Given a web annotation, guess the URL of its actual subject.

Downloads

1

Readme

webanno-guess-subject-target-url-pmb

Given a web annotation, guess the URL of its actual subject.

What is a "subject"?

I wish I knew a better word for it. In a discussion about an image, a reply to my comment will have my comment as its target, but it's most likely about the image, too. In that case, the subject is the image.

Since there are so many things we could discuss using web annotations, I need a term that works for all of it – images, media files, physical books, dinosaur bones, people, living animals, ideas about future projects.

To make things even harder, I'm not a native speaker of American English, so I hope my choice of "subject" is good enough.

API

This module exports one function that holds some methods:

guessSubjectTargetUrl(anno)

anno is a plain old JS object that conforms to the W3 annotation-model.

Returns the URL as a string, or throw an error (see .foundNone() below) if no subject was found.

.foundNone()

Throw an error complaining that no subject target was found. The error will have .type === 'AnnoNoSubjectTarget'.

.fallible(anno)

Like guessSubjectTargetUrl(), but when no subject was found, don't throw an error, rather just return false.

(In versions up to 1.0.2, this was described in README as the default behavior, but it was never actually implemented.)

.multi(anno)

anno is as above, but multi-target annotations are supported. Returns an array of URLs. The array will be either empty, or contain truthy values. For well-formed supported input, that "truthy" more specifically means means non-empty strings, which should be URLs. Which may however be relative to the annotation's URL, so we can't always know for sure.

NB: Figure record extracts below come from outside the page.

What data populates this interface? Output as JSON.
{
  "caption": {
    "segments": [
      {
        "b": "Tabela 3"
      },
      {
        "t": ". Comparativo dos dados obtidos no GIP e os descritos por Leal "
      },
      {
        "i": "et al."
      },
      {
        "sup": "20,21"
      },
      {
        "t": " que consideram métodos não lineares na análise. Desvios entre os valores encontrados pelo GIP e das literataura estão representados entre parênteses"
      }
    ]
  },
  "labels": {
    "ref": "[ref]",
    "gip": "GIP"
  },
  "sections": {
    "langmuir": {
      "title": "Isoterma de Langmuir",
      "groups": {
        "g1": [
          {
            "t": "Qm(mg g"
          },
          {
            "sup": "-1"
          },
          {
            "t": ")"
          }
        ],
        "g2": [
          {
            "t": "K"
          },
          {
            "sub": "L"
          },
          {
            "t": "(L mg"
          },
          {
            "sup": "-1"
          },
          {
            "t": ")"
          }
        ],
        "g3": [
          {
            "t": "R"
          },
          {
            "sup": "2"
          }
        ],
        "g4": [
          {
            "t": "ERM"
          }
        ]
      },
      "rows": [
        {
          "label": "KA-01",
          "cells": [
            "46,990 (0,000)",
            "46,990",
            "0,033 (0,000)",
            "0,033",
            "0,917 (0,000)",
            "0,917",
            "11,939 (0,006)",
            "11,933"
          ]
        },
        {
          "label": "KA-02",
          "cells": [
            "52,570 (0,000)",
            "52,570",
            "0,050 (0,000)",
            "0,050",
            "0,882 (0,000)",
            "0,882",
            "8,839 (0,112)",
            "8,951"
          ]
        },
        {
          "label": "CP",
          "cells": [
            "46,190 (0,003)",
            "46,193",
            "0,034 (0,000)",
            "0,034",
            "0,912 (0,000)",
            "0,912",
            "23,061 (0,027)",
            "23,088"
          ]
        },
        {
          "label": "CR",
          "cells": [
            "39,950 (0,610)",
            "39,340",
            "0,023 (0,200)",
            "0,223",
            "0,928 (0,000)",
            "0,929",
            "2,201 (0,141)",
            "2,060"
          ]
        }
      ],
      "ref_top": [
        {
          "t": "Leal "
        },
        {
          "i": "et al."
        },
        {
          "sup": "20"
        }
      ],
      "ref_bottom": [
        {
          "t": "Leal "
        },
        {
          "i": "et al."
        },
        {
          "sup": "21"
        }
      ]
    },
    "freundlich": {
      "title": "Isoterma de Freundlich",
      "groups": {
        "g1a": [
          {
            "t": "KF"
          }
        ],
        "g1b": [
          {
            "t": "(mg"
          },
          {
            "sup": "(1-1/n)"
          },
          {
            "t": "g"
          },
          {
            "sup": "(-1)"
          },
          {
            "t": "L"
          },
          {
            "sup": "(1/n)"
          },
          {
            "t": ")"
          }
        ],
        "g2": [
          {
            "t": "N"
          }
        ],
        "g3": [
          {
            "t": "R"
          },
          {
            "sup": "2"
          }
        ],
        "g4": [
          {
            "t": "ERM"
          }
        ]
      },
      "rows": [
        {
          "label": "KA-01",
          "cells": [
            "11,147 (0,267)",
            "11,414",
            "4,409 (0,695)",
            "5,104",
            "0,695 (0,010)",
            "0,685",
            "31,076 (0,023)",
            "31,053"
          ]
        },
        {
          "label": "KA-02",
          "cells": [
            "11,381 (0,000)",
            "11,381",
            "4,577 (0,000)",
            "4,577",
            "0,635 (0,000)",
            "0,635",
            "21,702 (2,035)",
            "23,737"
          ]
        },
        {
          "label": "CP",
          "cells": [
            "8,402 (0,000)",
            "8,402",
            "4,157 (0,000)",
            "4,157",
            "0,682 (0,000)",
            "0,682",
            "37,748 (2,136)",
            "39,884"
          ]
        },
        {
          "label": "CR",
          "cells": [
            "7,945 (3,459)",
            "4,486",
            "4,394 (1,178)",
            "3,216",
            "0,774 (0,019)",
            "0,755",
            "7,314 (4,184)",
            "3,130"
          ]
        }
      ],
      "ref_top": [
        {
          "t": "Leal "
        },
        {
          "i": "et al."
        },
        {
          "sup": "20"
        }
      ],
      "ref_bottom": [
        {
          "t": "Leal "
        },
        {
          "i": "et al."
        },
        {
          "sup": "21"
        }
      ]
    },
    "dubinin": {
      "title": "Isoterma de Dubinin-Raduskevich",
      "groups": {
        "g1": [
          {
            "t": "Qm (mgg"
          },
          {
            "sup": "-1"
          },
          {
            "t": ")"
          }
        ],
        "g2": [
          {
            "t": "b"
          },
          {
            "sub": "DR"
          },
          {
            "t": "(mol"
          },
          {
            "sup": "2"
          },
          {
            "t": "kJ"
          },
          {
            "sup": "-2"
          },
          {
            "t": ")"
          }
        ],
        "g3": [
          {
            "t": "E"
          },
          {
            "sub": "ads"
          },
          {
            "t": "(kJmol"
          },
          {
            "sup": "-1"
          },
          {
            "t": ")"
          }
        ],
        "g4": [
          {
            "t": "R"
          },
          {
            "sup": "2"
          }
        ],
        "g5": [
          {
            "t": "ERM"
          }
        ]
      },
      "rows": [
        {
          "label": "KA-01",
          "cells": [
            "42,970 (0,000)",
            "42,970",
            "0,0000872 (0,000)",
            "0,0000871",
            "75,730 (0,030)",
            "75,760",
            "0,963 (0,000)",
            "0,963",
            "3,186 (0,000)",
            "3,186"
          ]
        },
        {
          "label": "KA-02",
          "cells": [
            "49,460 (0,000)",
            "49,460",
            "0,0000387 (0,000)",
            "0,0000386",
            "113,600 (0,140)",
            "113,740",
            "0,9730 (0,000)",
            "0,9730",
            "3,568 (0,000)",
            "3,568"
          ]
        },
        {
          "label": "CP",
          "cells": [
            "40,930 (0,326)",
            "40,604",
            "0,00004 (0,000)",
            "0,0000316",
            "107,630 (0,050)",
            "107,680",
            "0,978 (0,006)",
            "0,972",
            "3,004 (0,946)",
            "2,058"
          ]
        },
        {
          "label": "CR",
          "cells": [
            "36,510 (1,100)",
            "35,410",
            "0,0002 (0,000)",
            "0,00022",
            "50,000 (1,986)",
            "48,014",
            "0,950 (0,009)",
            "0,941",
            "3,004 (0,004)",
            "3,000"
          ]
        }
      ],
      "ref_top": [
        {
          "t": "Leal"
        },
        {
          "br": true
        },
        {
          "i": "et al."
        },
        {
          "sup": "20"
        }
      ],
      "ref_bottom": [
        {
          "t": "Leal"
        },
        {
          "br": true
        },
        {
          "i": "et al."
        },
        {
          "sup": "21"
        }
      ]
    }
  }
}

The array will also hold some methods:

  • .primary() will return the first item if there is one, or false.
  • .additional() will return an array with all but the first item, or false if that array would be empty.
    • Treating the first target as "primary" is not a violation of Anno Model section 3.2.6 "Cardinality of Bodies and Targets" because it requires equal relatedness only for bodies.

Usage

:TODO:

Known issues

  • Needs more/better tests and docs.